Looking with horror at the three Englishmen, the four Russian ladies grabbed their belongings and shot out of the carriage.

‘What on earth did you say to them?’ asked Powerscourt.

‘I told them, I’m afraid, my lord, that the three of you were just about to begin unnatural sexual acts right in the middle of their compartment. I said that these acts of depravity
would continue until the end of the journey. I said it was their patriotic duty to go and tell the driver in person, whatever obstacles they might find in their way, that these Satanic practices
were happening in his train. For myself, I said, I was going to keep an eye on the situation so I could make a full report to the authorities later on. Even when the four ladies were halfway down
the next carriage, they could still be heard complaining of this insult to the Russian railways and their country’s honour.’

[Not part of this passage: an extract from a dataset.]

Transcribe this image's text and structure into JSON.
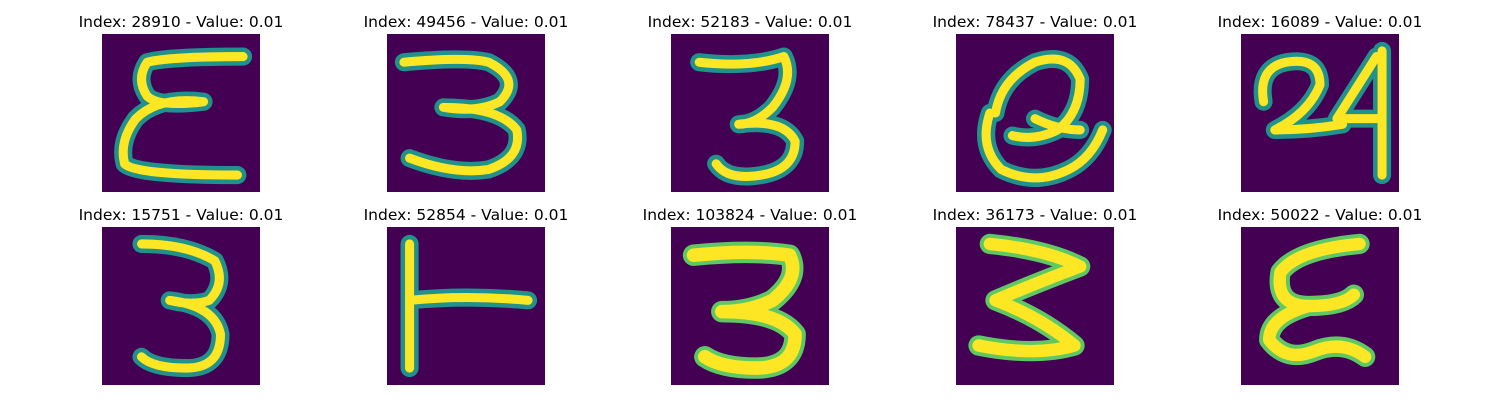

‘Well done,’ said Powerscourt. ‘Now then, you and your colleagues had better be off.’

Ricky was now the sentry. As he took up his position, he told Powerscourt that the best place in the carriage for the despatch of his weapons was behind one of the benches, about two thirds of
the way down. Powerscourt tried to work out how long they would be able to hold out in this compartment. He worried about how exposed they would be making their way along the roof before the enemy
showed up behind them. Gunfights on the roof would be fatal. A lot depended on how effective these soldiers were going to be. If they were well-trained killers, he and his little band were probably
finished. But if they were recent recruits, mere rabble in uniform as a colonel in one of Powerscourt’s regiments had once described his opponents, they might lose heart after a few rocks
from David’s sling and a couple of well-aimed pistol shots.